Klarifikasi Resmi dari Polda Sulut
Dalam keterangannya pada Sabtu, 4 April 2026, Alamsyah menyatakan bahwa hasil klarifikasi menunjukkan Aipda Vicky tidak terlibat dalam penyebaran hoaks atau upaya mendiskreditkan institusi. Loyalitasnya terhadap Polri tetap terjaga, dan narasi kekecewaan yang viral terbukti tidak benar. Video yang beredar telah diklarifikasi langsung oleh Biro Paminal Bidpropam Polda Sulut kepada Aipda Vicky.
Menurut Polda Sulut, video tersebut merupakan bagian dari kenang-kenangan yang dibuat secara pribadi oleh Aipda Vicky sebagai tanda terima kasih sebelum resmi pensiun dini per 1 April 2026. Dalam komunikasi pada Kamis, 2 April 2026, Vicky membenarkan bahwa video asli hanya berisi ucapan terima kasih kepada institusi Polri, tanpa narasi provokatif.

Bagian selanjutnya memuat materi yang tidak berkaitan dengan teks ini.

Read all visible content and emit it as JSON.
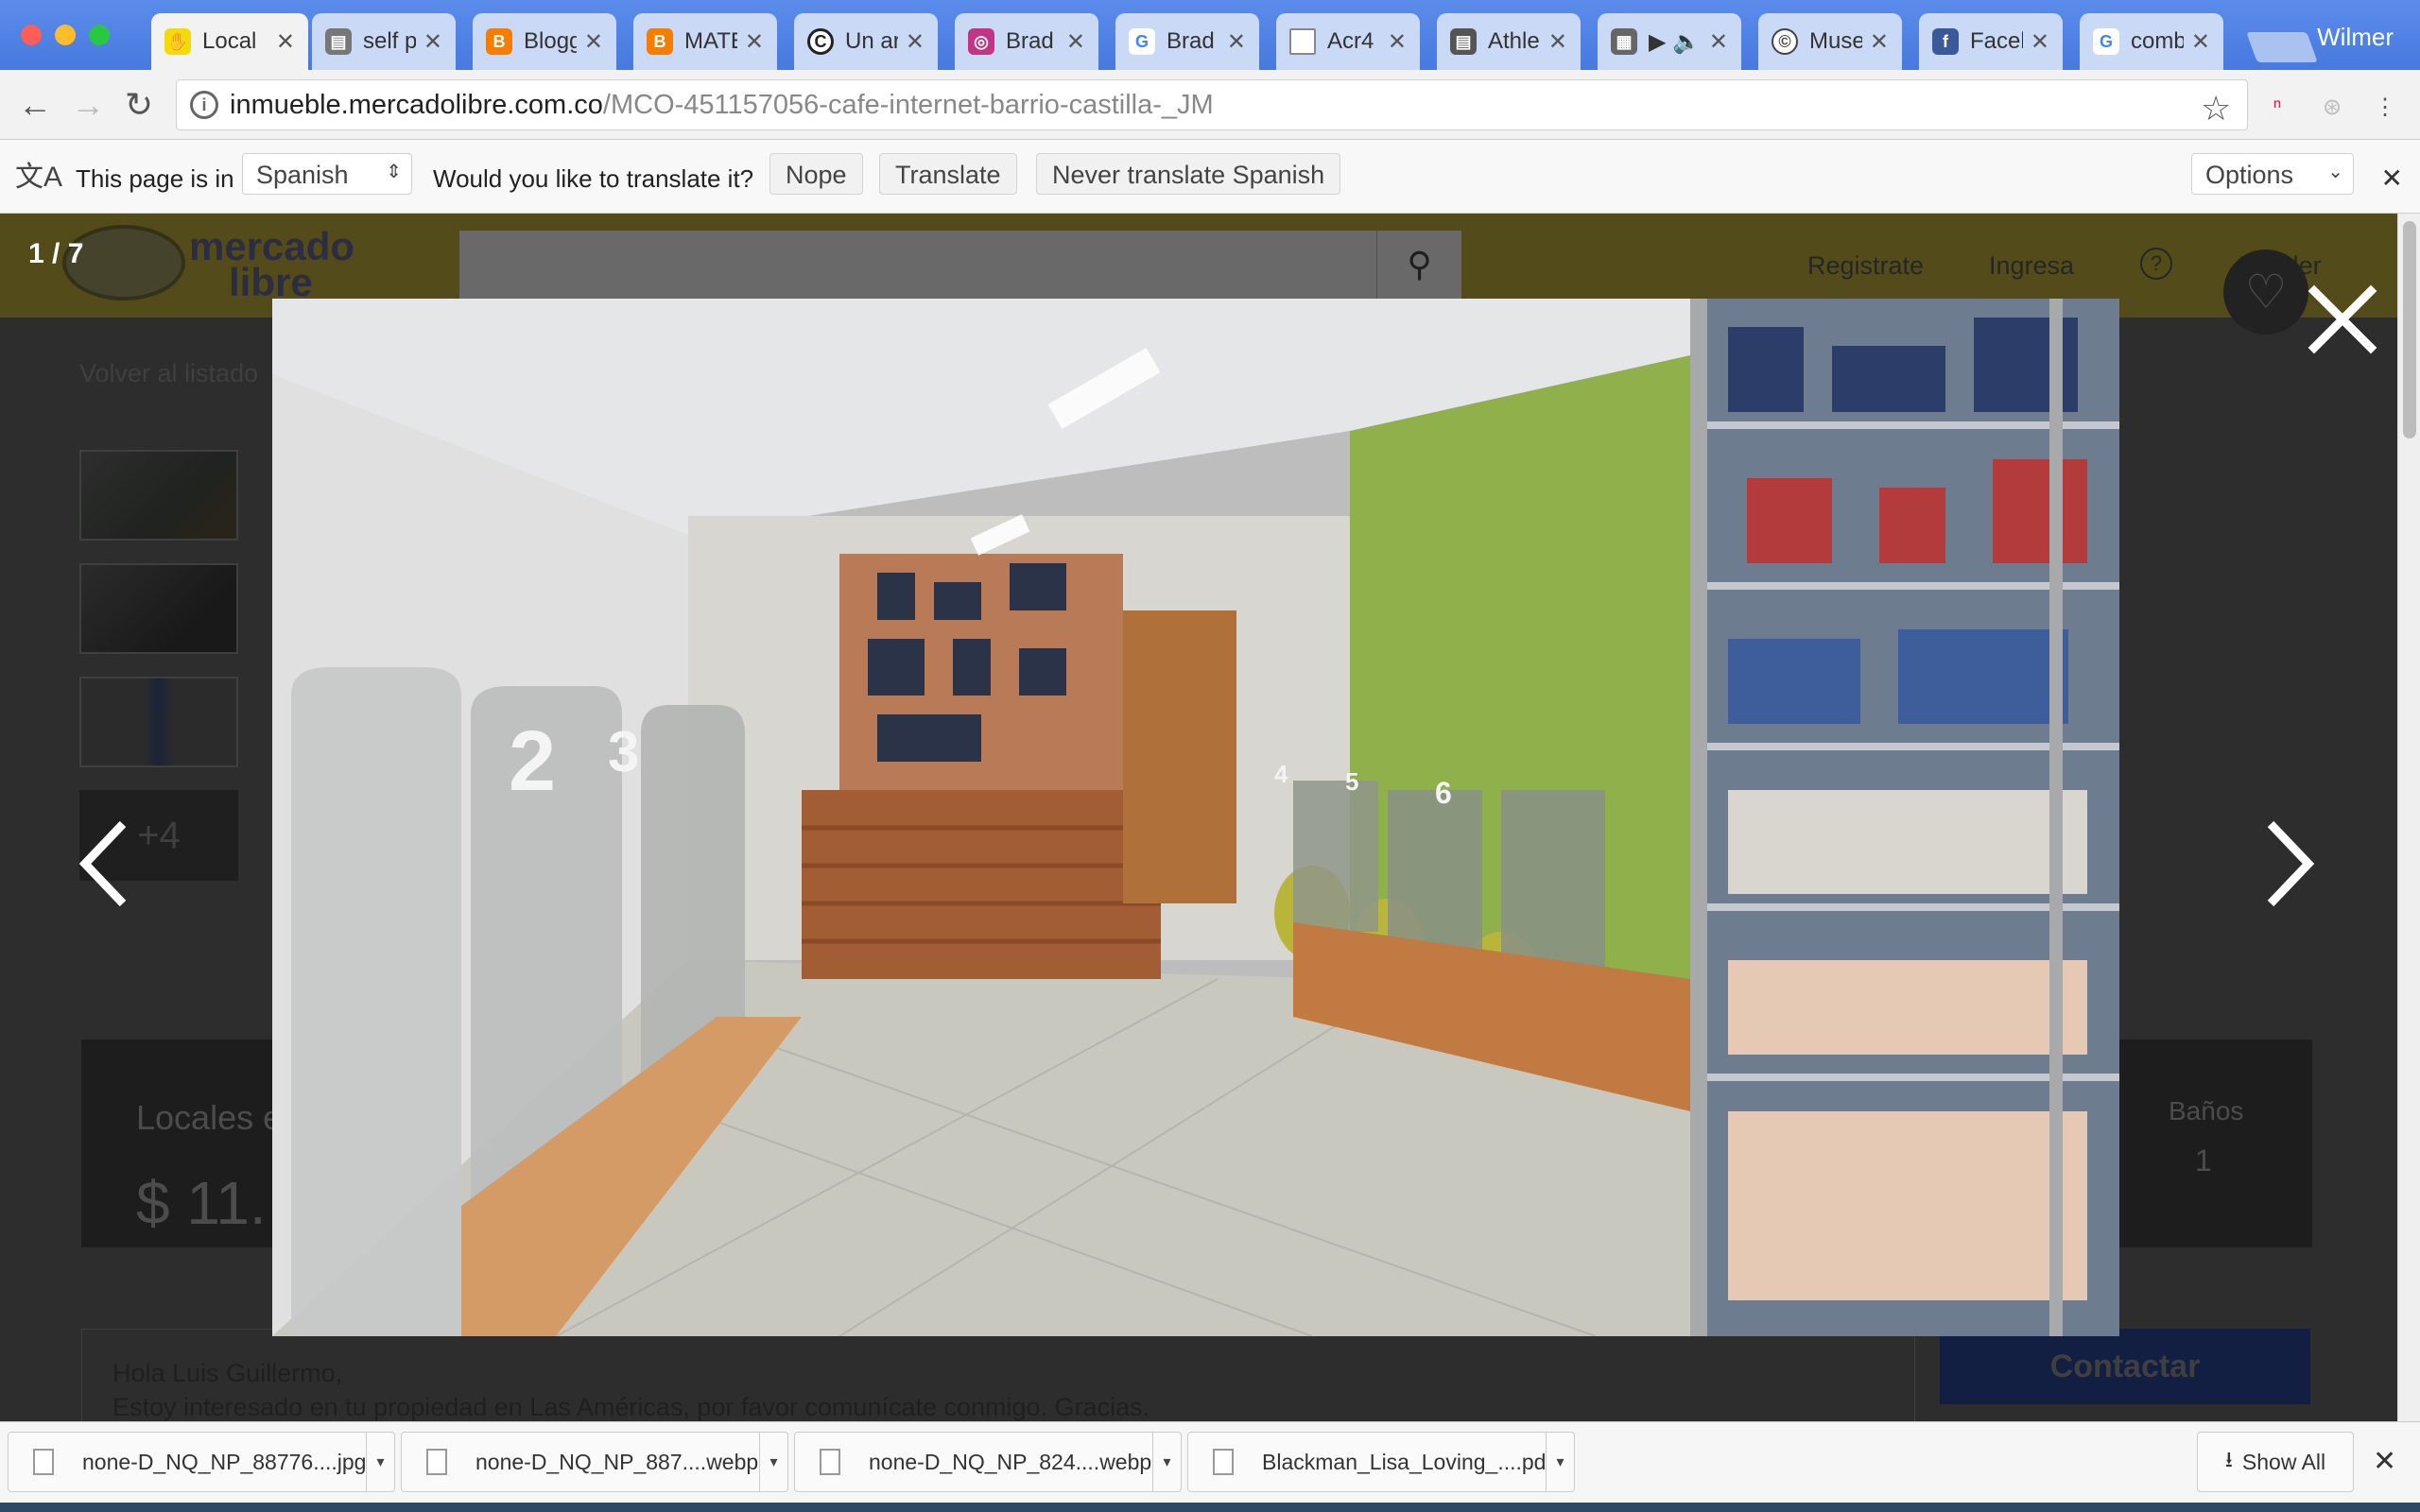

Aipda Vicky Jadi Korban Penyalahgunaan Konten
Polda Sulut melihat Aipda Vicky sebagai korban penyalahgunaan konten oleh pihak ketiga yang tidak bertanggung jawab. Video itu dibuat sebagai tanda kebanggaannya pada institusi Polri, dengan menegaskan komitmen melalui semboyan "Sekali Bhayangkara, tetap Bhayangkara". Vicky tidak pernah mengizinkan pihak mana pun untuk menambahkan narasi provokatif pada videonya.
Mutasi Aipda Vicky ke Polres Kepulauan Talaud juga diklarifikasi sebagai rotasi biasa dalam tubuh Polri, bagian dari Tour of Duty dan Tour of Area untuk penyegaran organisasi. Mutasi ini berdasarkan Keputusan 534/X/2024 tentang mutasi rutin 20 personel bintara, dan tidak terkait dengan penanganan kasus korupsi yang dilakukannya.
Penjelasan Detail Mengenai Mutasi dan Pensiun
Alamsyah menegaskan bahwa pengunduran diri Aipda Vicky adalah murni atas kesadaran dan kemauan sendiri, bukan karena tekanan atau sanksi. Vicky telah mengajukan pengunduran diri sejak 2025. Selama bertugas di Unit Tipikor Satreskrim Polres Minahasa, ia ikut menangani beberapa perkara korupsi, dengan sebagian kasus sudah P21 dan lainnya masih berjalan.
Penanganan perkara tersebut tetap berjalan karena ditangani oleh tim, bukan individu. Polda Sulut meminta masyarakat untuk tidak mudah terprovokasi oleh konten yang telah diedit, dan memahami bahwa pengunduran diri serta mutasi tersebut adalah hal yang lumrah dalam organisasi Polri.